Eso es lo que va a evitar que un megaincendio inevitable se transforme en una tragedia "como la que ocurrió en Grecia, donde murieron 103 personas en una zona de veraneo".
Por su parte, la meteoróloga Andrea Danta recuerda que las zonas afectadas por los incendios del verano pasado no se han recuperado y puede suponer un peligro adicional.
"La zona no se ha regenerado al 100% y la vegetación es muy débil. Si se encadenan días muy secos, podría prender de nuevo".
De hecho, asegura que una primavera seca solo nos libraría de los incendios "a corto plazo".
Una estación seca "limita el crecimiento de hierba y matorral fino, lo que reduce los incendios rápidos al inicio del verano, pero, a largo plazo, no lo hace ya que la vegetación llega muy estresada".
El peor escenario, sostiene, sería "un invierno muy lluvioso, una primavera muy seca, olas calor intensas muy tempranas y la presencia de viento".

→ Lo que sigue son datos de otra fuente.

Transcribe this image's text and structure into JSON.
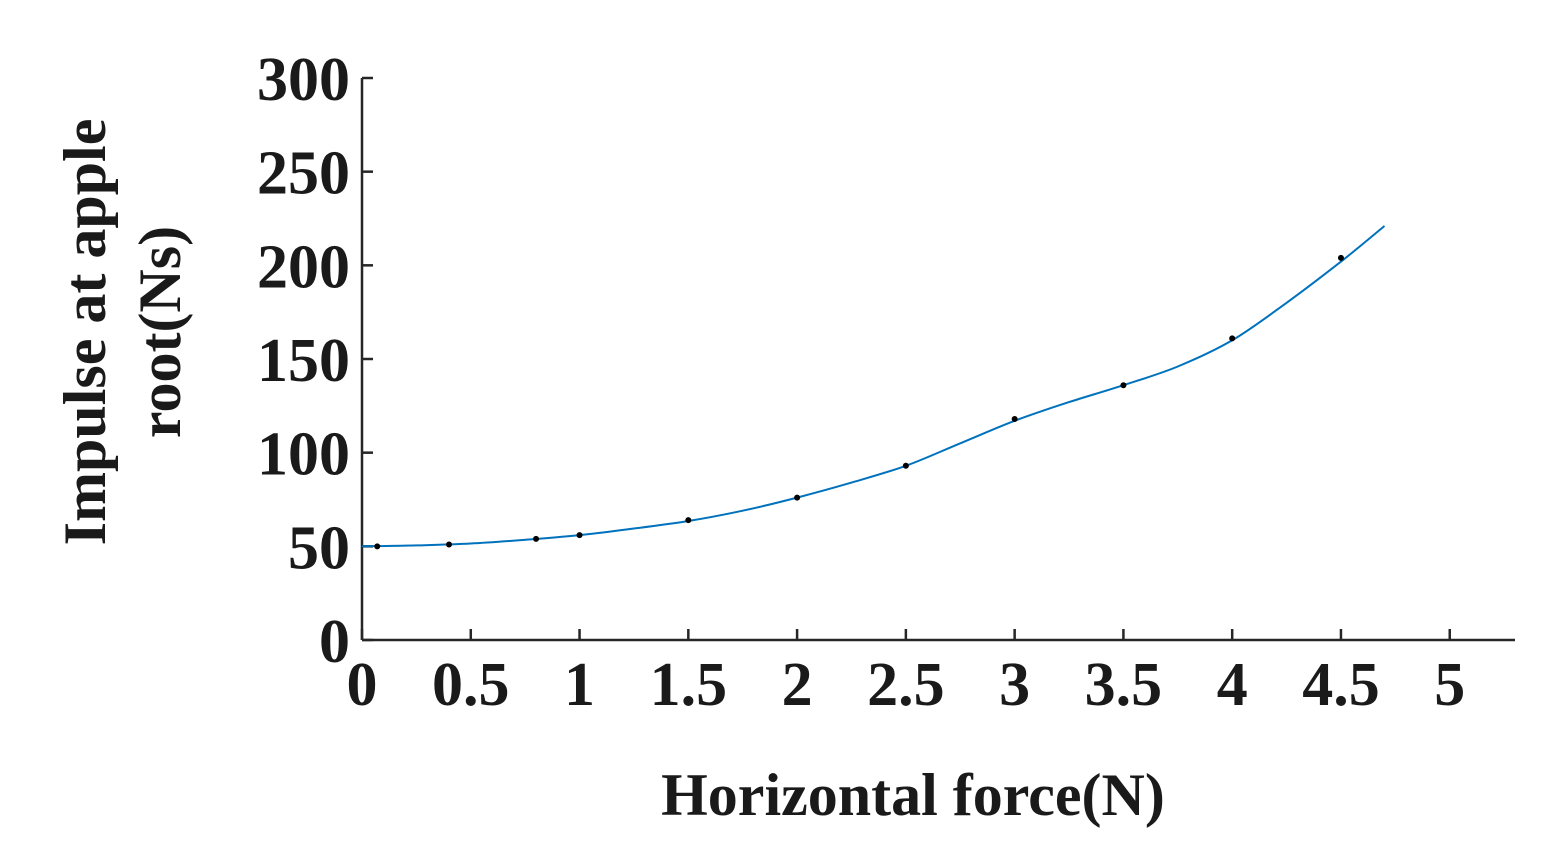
{
  "chart_data": {
    "type": "line",
    "title": "",
    "xlabel": "Horizontal force(N)",
    "ylabel_lines": [
      "Impulse at apple",
      "root(Ns)"
    ],
    "xlim": [
      0,
      5.3
    ],
    "ylim": [
      0,
      300
    ],
    "xticks": [
      0,
      0.5,
      1,
      1.5,
      2,
      2.5,
      3,
      3.5,
      4,
      4.5,
      5
    ],
    "xtick_labels": [
      "0",
      "0.5",
      "1",
      "1.5",
      "2",
      "2.5",
      "3",
      "3.5",
      "4",
      "4.5",
      "5"
    ],
    "yticks": [
      0,
      50,
      100,
      150,
      200,
      250,
      300
    ],
    "ytick_labels": [
      "0",
      "50",
      "100",
      "150",
      "200",
      "250",
      "300"
    ],
    "grid": false,
    "legend": "none",
    "colors": {
      "line": "#0072bd",
      "markers": "#000000",
      "axes": "#262626"
    },
    "series": [
      {
        "style": "markers",
        "x": [
          0.07,
          0.4,
          0.8,
          1.0,
          1.5,
          2.0,
          2.5,
          3.0,
          3.5,
          4.0,
          4.5
        ],
        "y": [
          50,
          51,
          54,
          56,
          64,
          76,
          93,
          118,
          136,
          161,
          204
        ]
      },
      {
        "style": "line",
        "x": [
          0,
          0.25,
          0.5,
          0.75,
          1.0,
          1.25,
          1.5,
          1.75,
          2.0,
          2.25,
          2.5,
          2.75,
          3.0,
          3.25,
          3.5,
          3.75,
          4.0,
          4.25,
          4.5,
          4.7
        ],
        "y": [
          50,
          50.5,
          51.5,
          53.5,
          56,
          59.5,
          63.5,
          69,
          76,
          84,
          93,
          105,
          117,
          127,
          136,
          146,
          160,
          180,
          202,
          221
        ]
      }
    ]
  }
}
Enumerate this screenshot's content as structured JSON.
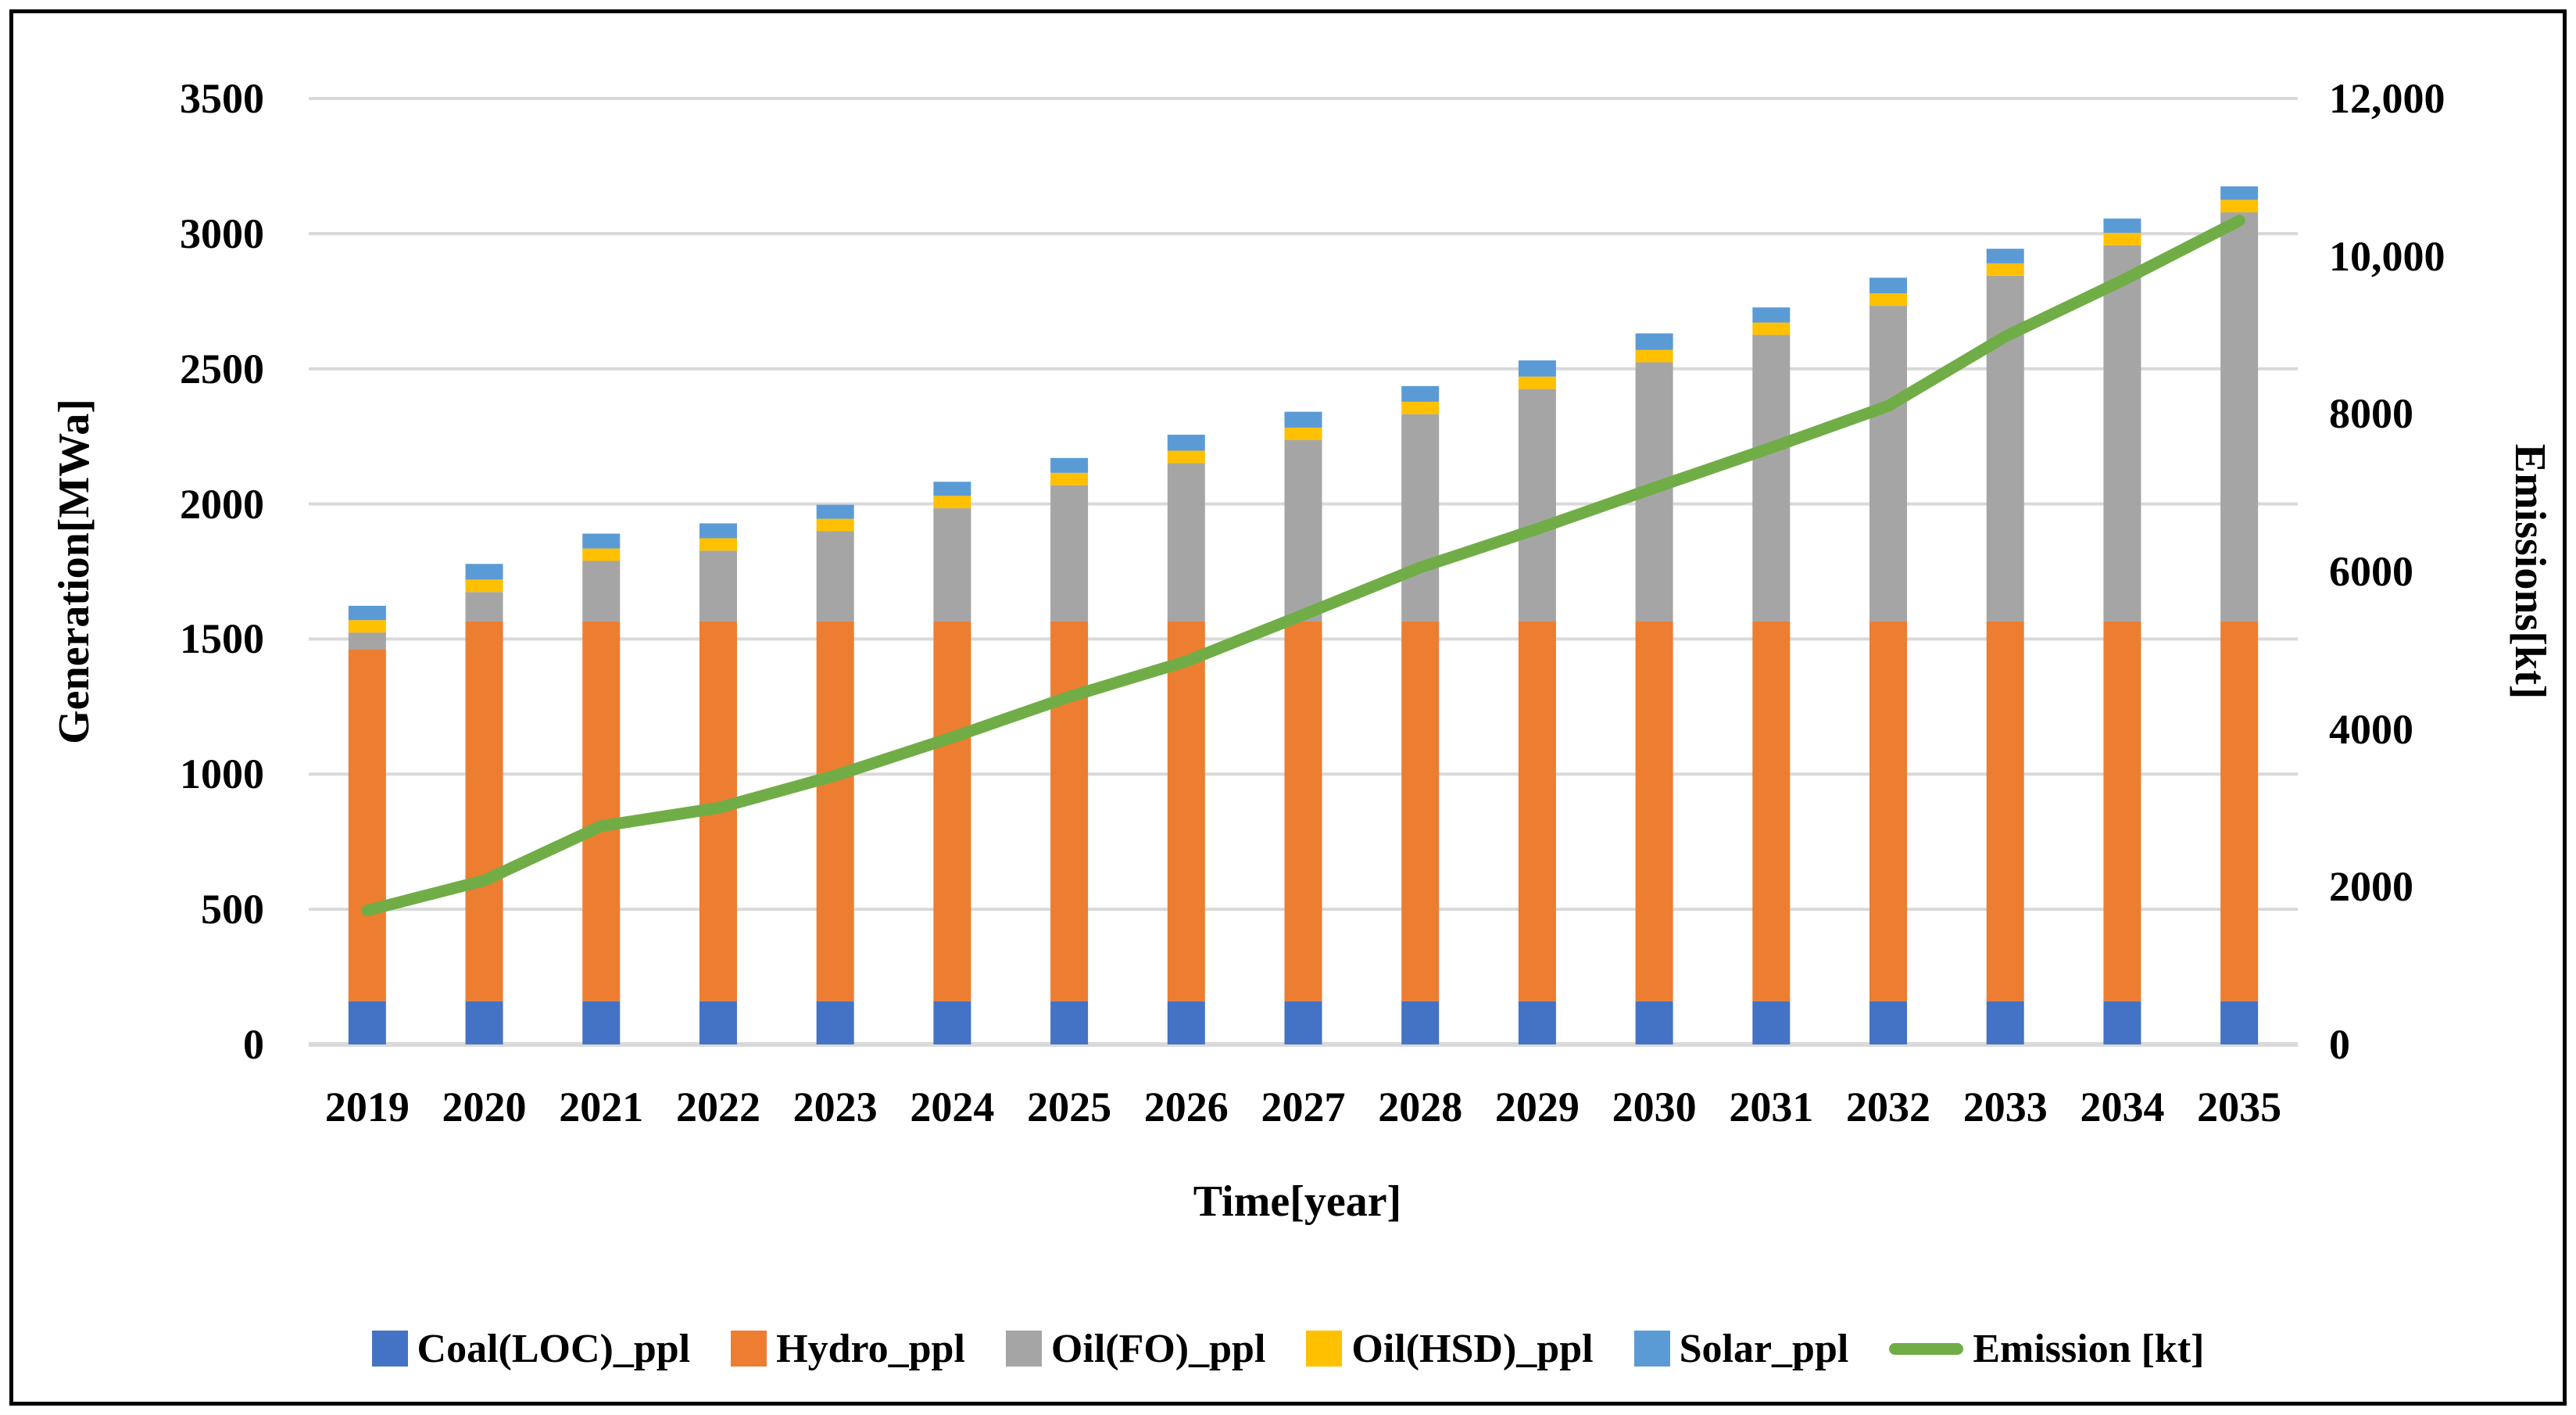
{
  "chart_data": {
    "type": "bar",
    "subtype": "stacked-bar-with-line-combo",
    "title": "",
    "categories": [
      "2019",
      "2020",
      "2021",
      "2022",
      "2023",
      "2024",
      "2025",
      "2026",
      "2027",
      "2028",
      "2029",
      "2030",
      "2031",
      "2032",
      "2033",
      "2034",
      "2035"
    ],
    "series": [
      {
        "name": "Coal(LOC)_ppl",
        "type": "bar",
        "axis": "left",
        "color": "#4472C4",
        "values": [
          160,
          160,
          160,
          160,
          160,
          160,
          160,
          160,
          160,
          160,
          160,
          160,
          160,
          160,
          160,
          160,
          160
        ]
      },
      {
        "name": "Hydro_ppl",
        "type": "bar",
        "axis": "left",
        "color": "#ED7D31",
        "values": [
          1302,
          1405,
          1405,
          1405,
          1405,
          1405,
          1405,
          1405,
          1405,
          1405,
          1405,
          1405,
          1405,
          1405,
          1405,
          1405,
          1405
        ]
      },
      {
        "name": "Oil(FO)_ppl",
        "type": "bar",
        "axis": "left",
        "color": "#A5A5A5",
        "values": [
          62,
          109,
          224,
          262,
          334,
          419,
          504,
          586,
          671,
          767,
          860,
          959,
          1060,
          1168,
          1279,
          1392,
          1514
        ]
      },
      {
        "name": "Oil(HSD)_ppl",
        "type": "bar",
        "axis": "left",
        "color": "#FFC000",
        "values": [
          46,
          46,
          46,
          46,
          46,
          46,
          46,
          46,
          46,
          46,
          46,
          46,
          46,
          46,
          46,
          46,
          46
        ]
      },
      {
        "name": "Solar_ppl",
        "type": "bar",
        "axis": "left",
        "color": "#5B9BD5",
        "values": [
          53,
          58,
          55,
          55,
          52,
          52,
          55,
          59,
          59,
          58,
          60,
          61,
          56,
          58,
          54,
          53,
          50
        ]
      },
      {
        "name": "Emission [kt]",
        "type": "line",
        "axis": "right",
        "color": "#70AD47",
        "values": [
          1700,
          2080,
          2770,
          3000,
          3410,
          3895,
          4410,
          4860,
          5450,
          6050,
          6540,
          7060,
          7570,
          8100,
          8980,
          9690,
          10450
        ]
      }
    ],
    "left_axis": {
      "title": "Generation[MWa]",
      "min": 0,
      "max": 3500,
      "tick_step": 500,
      "tick_labels": [
        "0",
        "500",
        "1000",
        "1500",
        "2000",
        "2500",
        "3000",
        "3500"
      ]
    },
    "right_axis": {
      "title": "Emissions[kt]",
      "min": 0,
      "max": 12000,
      "tick_step": 2000,
      "tick_labels": [
        "0",
        "2000",
        "4000",
        "6000",
        "8000",
        "10,000",
        "12,000"
      ]
    },
    "x_axis": {
      "title": "Time[year]"
    },
    "grid": true,
    "legend_position": "bottom"
  },
  "styles": {
    "background": "#FFFFFF",
    "border_color": "#000000",
    "grid_color": "#D9D9D9",
    "axis_line_color": "#D9D9D9",
    "text_color": "#000000"
  }
}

Y apunta que el cambio climático también tiene que ver con esto, no solo por la mayor frecuencia de sequías y olas de calor, sino por lluvias más intensas y concentradas.
"Si la precipitación llega pronto y es intensa erosiona el suelo. En zonas donde la vegetación está empezando a crecer, si llega una ola de calor, el material es más débil y está más estresada, es una vegetación altamente inflamable".